Следователь кладет передо мной две фотографии. К ним тут же наклоняется брат, до сих пор хранивший невозмутимое молчание. Меня осеняет: его даже не было на свете, когда исчезла Ханна. Его родили взамен.
– Он был ужасным человеком, – с надломом произносит миссис Штайн. На столе передо мной плывут двенадцать мужчин. Лысых, белокожих, среднего возраста.
– Это Господь послал ему под колеса оленя, не иначе, – вдруг вставляет брат. Его первые слова подобны ледяной пощечине. – После аварии он впал в кому, и врачи позволили нам отключить аппаратуру жизнеобеспечения. А то бы я сам пустил ему пулю в лоб.
Я потрясена. Серьезно? Опять олень? Меня тянет взглянуть на Джо, но я этого не делаю. Слишком много оленьих метафор для одного дня. Слишком много совпадений. Слишком неизбежен и ужасен гнев Господень.
– Извините, – наконец выдавливаю я. – Я ничего не знаю и почти ничего не помню. – Тут до меня доходит, что я начинаю что-то вспоминать. Какую-то ткань. С узором. Я знаю, откуда этот узор, но почему вижу его сейчас?..
Повинуясь странному внутреннему импульсу, я протягиваю руки экстрасенсу.
– Можно? – спрашиваю я женщину-следователя.
– Конечно, если вам так угодно. – Она явно озадачена.
Миссис Штайн радостно кивает – словно ожившая марионетка. Ее сын бросает на меня испепеляющий взгляд.

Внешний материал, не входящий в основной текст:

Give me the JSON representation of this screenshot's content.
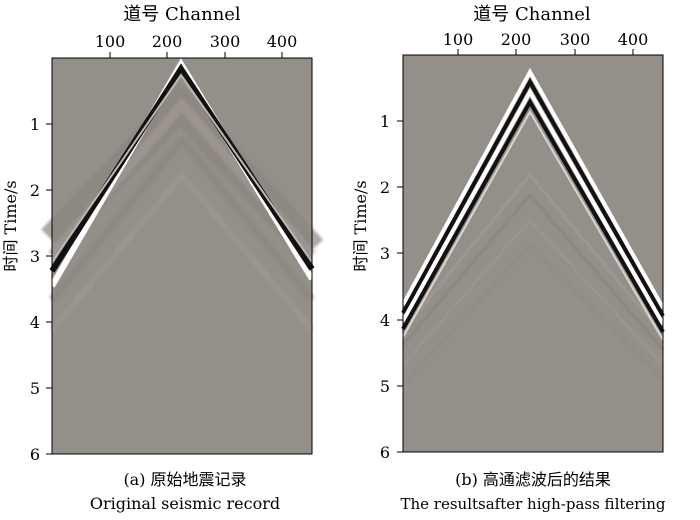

Я знаю, что должна это сделать. Ради Ханны. Ради ее снедаемой горем матери. Ради ее брата, не случайно ставшего полицейским – быть может, совсем не потому, зачем люди выбирают себе этот путь. Ради ее отца, которого здесь почему-то нет.
– Ко мне возвращается образ. – Тут я не вру, все так и есть. – Я вижу занавеску. Поможете разглядеть, что находится за ней?
Потная хватка экстрасенса усиливается, в мою кожу впиваются острые когти. Меня словно пожирает мокрая акула.